The woman was Katie, who came into Manic Muffins after her morning jog to order a black coffee and chocolate muffin. The same Katie who suggested he create a rectangular red velvet cream-filled muffin and call it The Brick. “What is Katie doing in a crappy place like this?” Then he saw Cord and Carla.
“Skid,” he said, but Skid wasn’t next to him anymore. A millisecond later, neither was he.
8
The forest was thin and orderly. Skid stood alone in the shadow of a large hoary oak surrounded by younger, even
ly spaced trees—land that should have been choked with brambles and the rotted remains of older trees, but had been cleared. This wasn’t a raw forest. It might have been a park, if not for the soldiers.
Brick appeared behind her and stumbled before catching himself on the oak.
“Whoa,” he said, too loudly.
“Shhh,” she hissed and pointed past the tree. About ten yards through the woods lay a flat strip of land about twenty yards wide, bare but for the short-cropped grass and a metal signpost. The lawn ended at a high concrete wall. Next to a post that read “Das Hinterland” on one side and “Nue Merica” on the other, four soldiers stood in field gray uniforms and caps, assault rifles over their shoulders. They didn’t seem to realize Skid and Brick had just stepped out of nothingness and were gawking at them with open mouths.

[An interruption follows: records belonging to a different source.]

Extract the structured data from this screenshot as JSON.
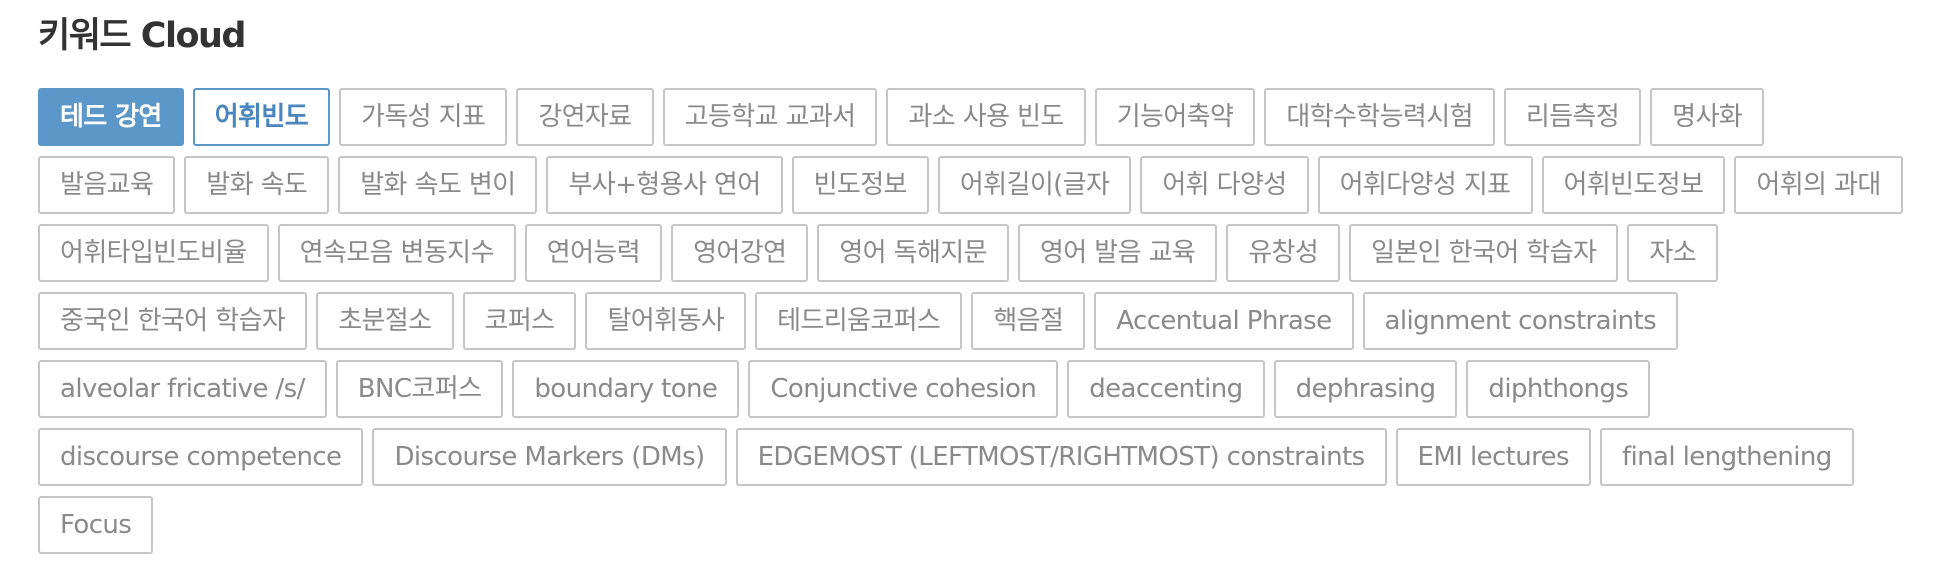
{
  "title": "키워드 Cloud",
  "tags": [
    {
      "label": "테드 강연",
      "state": "active"
    },
    {
      "label": "어휘빈도",
      "state": "selected"
    },
    {
      "label": "가독성 지표",
      "state": ""
    },
    {
      "label": "강연자료",
      "state": ""
    },
    {
      "label": "고등학교 교과서",
      "state": ""
    },
    {
      "label": "과소 사용 빈도",
      "state": ""
    },
    {
      "label": "기능어축약",
      "state": ""
    },
    {
      "label": "대학수학능력시험",
      "state": ""
    },
    {
      "label": "리듬측정",
      "state": ""
    },
    {
      "label": "명사화",
      "state": ""
    },
    {
      "label": "발음교육",
      "state": ""
    },
    {
      "label": "발화 속도",
      "state": ""
    },
    {
      "label": "발화 속도 변이",
      "state": ""
    },
    {
      "label": "부사+형용사 연어",
      "state": ""
    },
    {
      "label": "빈도정보",
      "state": ""
    },
    {
      "label": "어휘길이(글자",
      "state": ""
    },
    {
      "label": "어휘 다양성",
      "state": ""
    },
    {
      "label": "어휘다양성 지표",
      "state": ""
    },
    {
      "label": "어휘빈도정보",
      "state": ""
    },
    {
      "label": "어휘의 과대",
      "state": ""
    },
    {
      "label": "어휘타입빈도비율",
      "state": ""
    },
    {
      "label": "연속모음 변동지수",
      "state": ""
    },
    {
      "label": "연어능력",
      "state": ""
    },
    {
      "label": "영어강연",
      "state": ""
    },
    {
      "label": "영어 독해지문",
      "state": ""
    },
    {
      "label": "영어 발음 교육",
      "state": ""
    },
    {
      "label": "유창성",
      "state": ""
    },
    {
      "label": "일본인 한국어 학습자",
      "state": ""
    },
    {
      "label": "자소",
      "state": ""
    },
    {
      "label": "중국인 한국어 학습자",
      "state": ""
    },
    {
      "label": "초분절소",
      "state": ""
    },
    {
      "label": "코퍼스",
      "state": ""
    },
    {
      "label": "탈어휘동사",
      "state": ""
    },
    {
      "label": "테드리움코퍼스",
      "state": ""
    },
    {
      "label": "핵음절",
      "state": ""
    },
    {
      "label": "Accentual Phrase",
      "state": ""
    },
    {
      "label": "alignment constraints",
      "state": ""
    },
    {
      "label": "alveolar fricative /s/",
      "state": ""
    },
    {
      "label": "BNC코퍼스",
      "state": ""
    },
    {
      "label": "boundary tone",
      "state": ""
    },
    {
      "label": "Conjunctive cohesion",
      "state": ""
    },
    {
      "label": "deaccenting",
      "state": ""
    },
    {
      "label": "dephrasing",
      "state": ""
    },
    {
      "label": "diphthongs",
      "state": ""
    },
    {
      "label": "discourse competence",
      "state": ""
    },
    {
      "label": "Discourse Markers (DMs)",
      "state": ""
    },
    {
      "label": "EDGEMOST (LEFTMOST/RIGHTMOST) constraints",
      "state": ""
    },
    {
      "label": "EMI lectures",
      "state": ""
    },
    {
      "label": "final lengthening",
      "state": ""
    },
    {
      "label": "Focus",
      "state": ""
    }
  ]
}
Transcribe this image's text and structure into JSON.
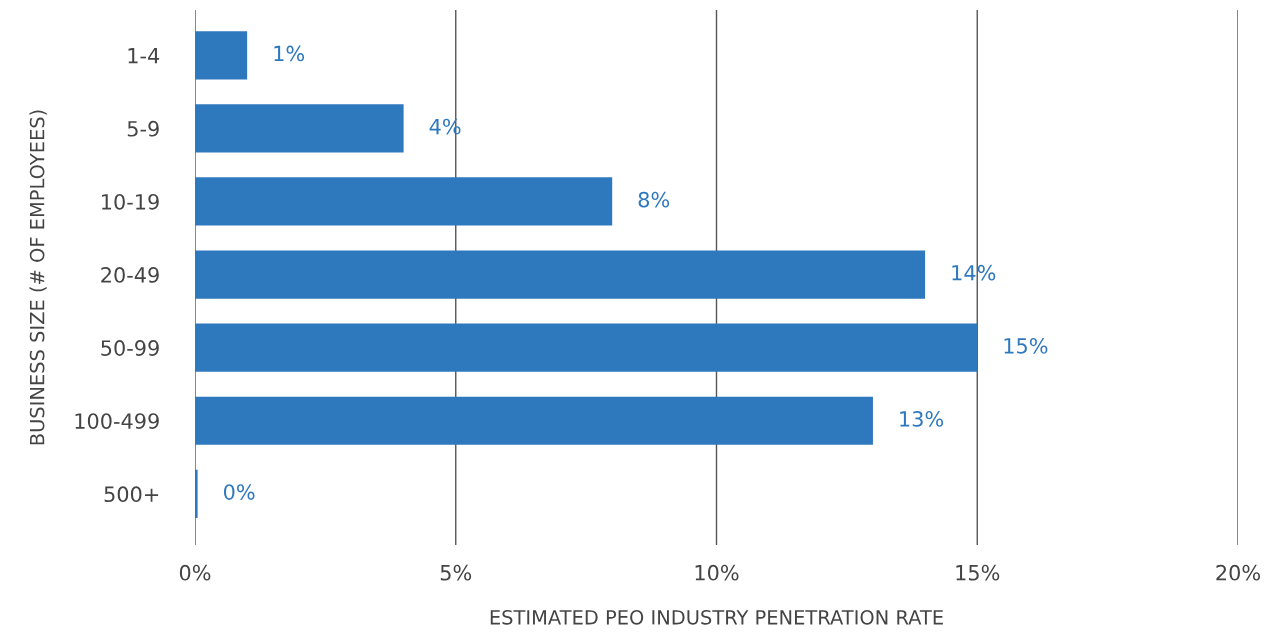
{
  "chart_data": {
    "type": "bar",
    "orientation": "horizontal",
    "xlabel": "ESTIMATED PEO INDUSTRY PENETRATION RATE",
    "ylabel": "BUSINESS SIZE (# OF EMPLOYEES)",
    "categories": [
      "1-4",
      "5-9",
      "10-19",
      "20-49",
      "50-99",
      "100-499",
      "500+"
    ],
    "values": [
      1,
      4,
      8,
      14,
      15,
      13,
      0.05
    ],
    "value_labels": [
      "1%",
      "4%",
      "8%",
      "14%",
      "15%",
      "13%",
      "0%"
    ],
    "color": "#2e78be",
    "xlim": [
      0,
      20
    ],
    "xticks": [
      {
        "value": 0,
        "label": "0%"
      },
      {
        "value": 5,
        "label": "5%"
      },
      {
        "value": 10,
        "label": "10%"
      },
      {
        "value": 15,
        "label": "15%"
      },
      {
        "value": 20,
        "label": "20%"
      }
    ],
    "grid": "x"
  }
}
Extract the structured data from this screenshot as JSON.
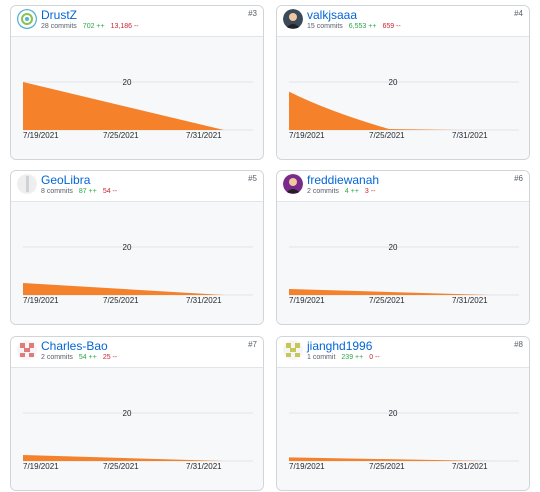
{
  "contributors": [
    {
      "username": "DrustZ",
      "rank": "#3",
      "commits": "28 commits",
      "additions": "702 ++",
      "deletions": "13,186 --",
      "avatar_icon": "aperture-avatar-icon",
      "avatar_color": "#4fb3d9",
      "chart_data": {
        "type": "area",
        "x": [
          "7/19/2021",
          "7/25/2021",
          "7/31/2021"
        ],
        "y_tick": 20,
        "area_peak": 20,
        "area_shape": "linear-decay"
      }
    },
    {
      "username": "valkjsaaa",
      "rank": "#4",
      "commits": "15 commits",
      "additions": "6,553 ++",
      "deletions": "659 --",
      "avatar_icon": "photo-avatar-icon",
      "avatar_color": "#3a4a5a",
      "chart_data": {
        "type": "area",
        "x": [
          "7/19/2021",
          "7/25/2021",
          "7/31/2021"
        ],
        "y_tick": 20,
        "area_peak": 16,
        "area_shape": "curved-decay"
      }
    },
    {
      "username": "GeoLibra",
      "rank": "#5",
      "commits": "8 commits",
      "additions": "87 ++",
      "deletions": "54 --",
      "avatar_icon": "grey-avatar-icon",
      "avatar_color": "#cfd3d6",
      "chart_data": {
        "type": "area",
        "x": [
          "7/19/2021",
          "7/25/2021",
          "7/31/2021"
        ],
        "y_tick": 20,
        "area_peak": 5,
        "area_shape": "linear-decay"
      }
    },
    {
      "username": "freddiewanah",
      "rank": "#6",
      "commits": "2 commits",
      "additions": "4 ++",
      "deletions": "3 --",
      "avatar_icon": "photo-avatar-icon",
      "avatar_color": "#7a2a8a",
      "chart_data": {
        "type": "area",
        "x": [
          "7/19/2021",
          "7/25/2021",
          "7/31/2021"
        ],
        "y_tick": 20,
        "area_peak": 2.5,
        "area_shape": "linear-decay"
      }
    },
    {
      "username": "Charles-Bao",
      "rank": "#7",
      "commits": "2 commits",
      "additions": "54 ++",
      "deletions": "25 --",
      "avatar_icon": "identicon-avatar-icon",
      "avatar_color": "#e07b7b",
      "chart_data": {
        "type": "area",
        "x": [
          "7/19/2021",
          "7/25/2021",
          "7/31/2021"
        ],
        "y_tick": 20,
        "area_peak": 2.5,
        "area_shape": "linear-decay"
      }
    },
    {
      "username": "jianghd1996",
      "rank": "#8",
      "commits": "1 commit",
      "additions": "239 ++",
      "deletions": "0 --",
      "avatar_icon": "identicon-avatar-icon",
      "avatar_color": "#c6c65a",
      "chart_data": {
        "type": "area",
        "x": [
          "7/19/2021",
          "7/25/2021",
          "7/31/2021"
        ],
        "y_tick": 20,
        "area_peak": 1.5,
        "area_shape": "linear-decay"
      }
    }
  ]
}
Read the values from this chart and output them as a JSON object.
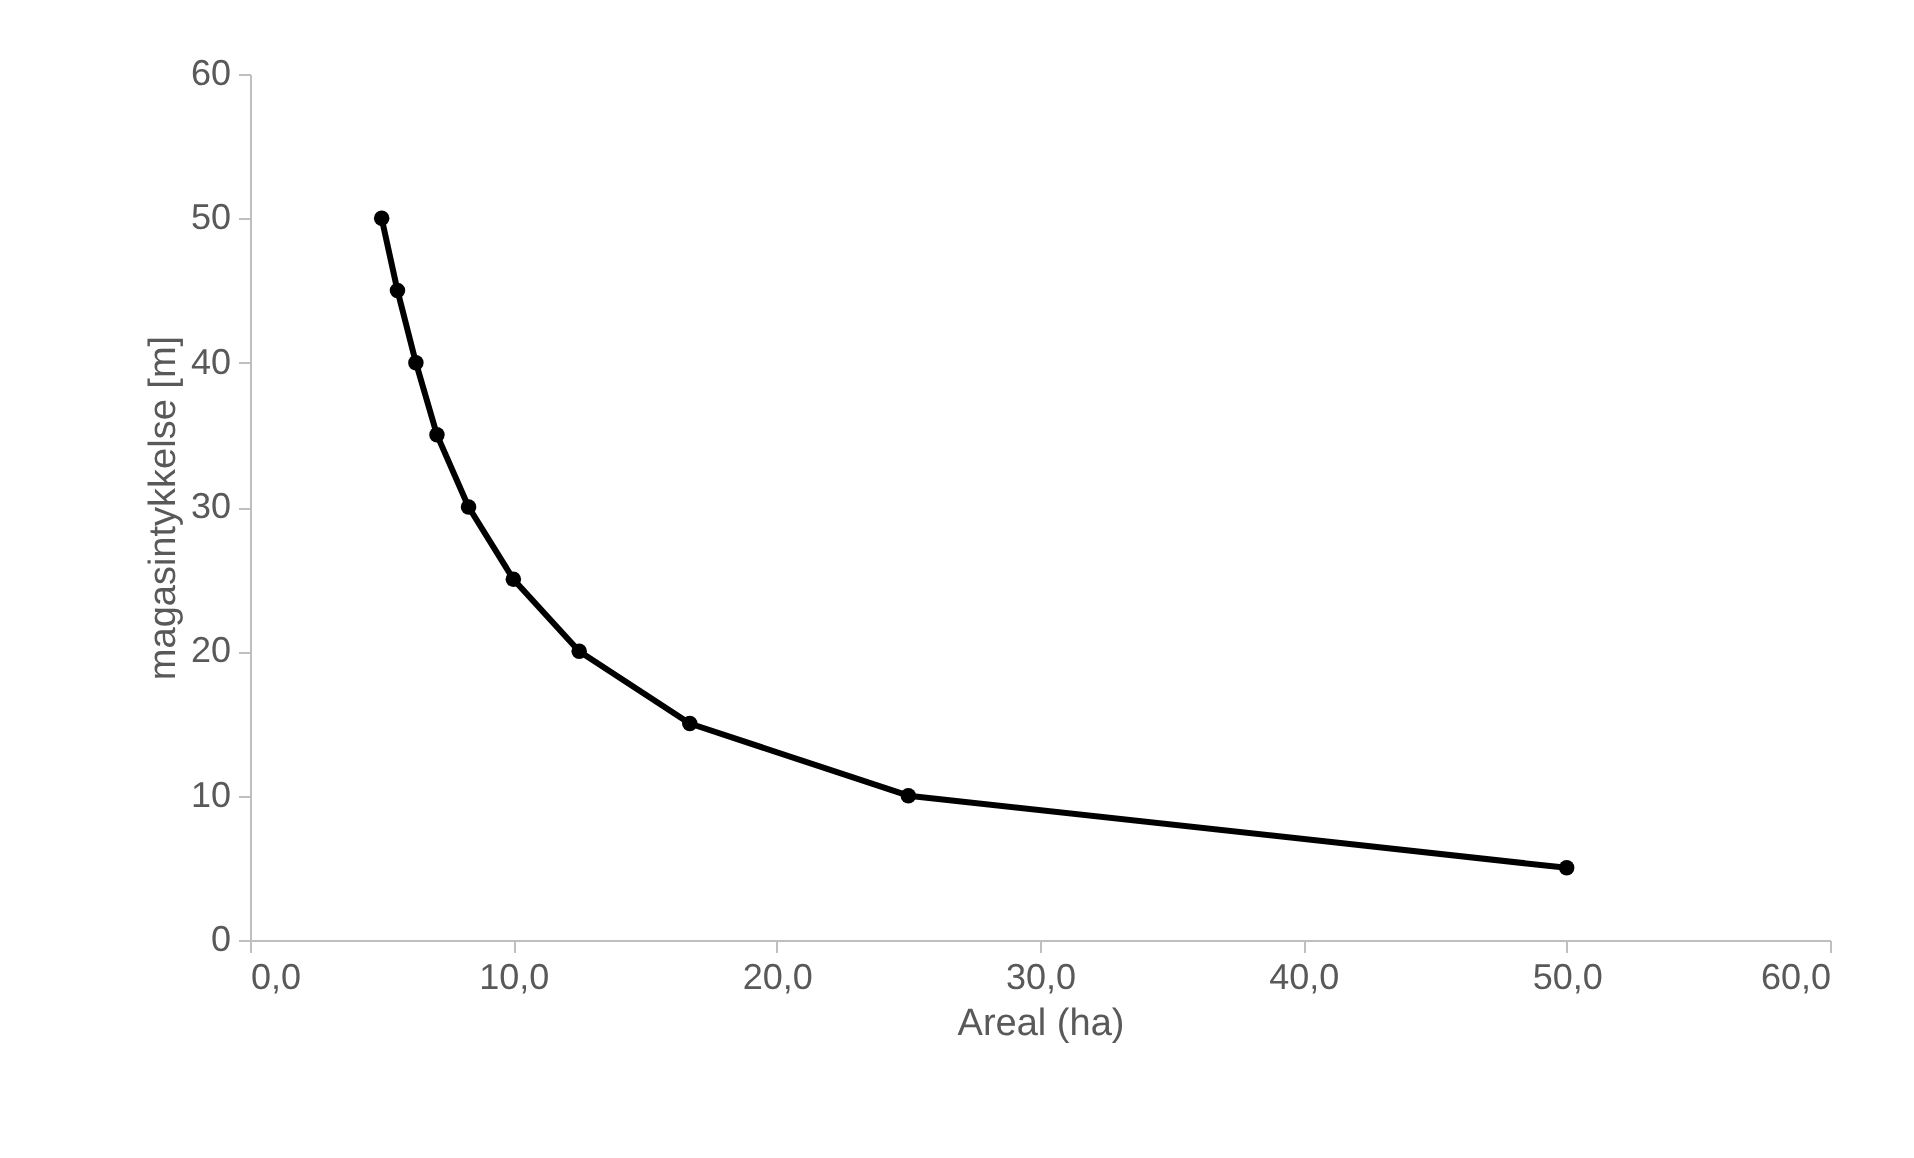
{
  "chart_data": {
    "type": "line",
    "xlabel": "Areal (ha)",
    "ylabel": "magasintykkelse [m]",
    "x": [
      5.0,
      5.6,
      6.3,
      7.1,
      8.3,
      10.0,
      12.5,
      16.7,
      25.0,
      50.0
    ],
    "series": [
      {
        "color": "#000000",
        "values": [
          50,
          45,
          40,
          35,
          30,
          25,
          20,
          15,
          10,
          5
        ]
      }
    ],
    "xlim": [
      0,
      60
    ],
    "xticks": [
      {
        "value": 0,
        "label": "0,0"
      },
      {
        "value": 10,
        "label": "10,0"
      },
      {
        "value": 20,
        "label": "20,0"
      },
      {
        "value": 30,
        "label": "30,0"
      },
      {
        "value": 40,
        "label": "40,0"
      },
      {
        "value": 50,
        "label": "50,0"
      },
      {
        "value": 60,
        "label": "60,0"
      }
    ],
    "ylim": [
      0,
      60
    ],
    "yticks": [
      0,
      10,
      20,
      30,
      40,
      50,
      60
    ],
    "grid": false,
    "marker": "circle",
    "line_style": "solid"
  }
}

“What the hell?” Brick said, quieter this time.
“I’m not sure your hypothesis about being somewhere for a reason pans out,” she whispered.
The Miller Wave had washed them into this world in the middle of the soldiers’ conversation. One of them held up a finger and said, “Er sagte, ich weiß nicht, fragen Sie den Metzger,” and the other three laughed.
Brick sucked in his breath and leaned closer to the tree, putting it in front of as much of himself as he could. “What the hell?” he repeated, bending close to Skid’s ear. “Did we go back to the 1940s? Those are Germans in Nazi uniforms.”
Whatever Skid might have said was interrupted by the ringing of a cell phone. One of the soldiers pulled a sleek silver rectangle from his pocket.
“Entschuldigen Sie mich,” the soldier said, looking down at the screen. A frown grew over the smile. He made a talking motion with his hand as he put the mobile up to his ear, then cupped the hand close to the microphone to mask the other soldiers’ laughter.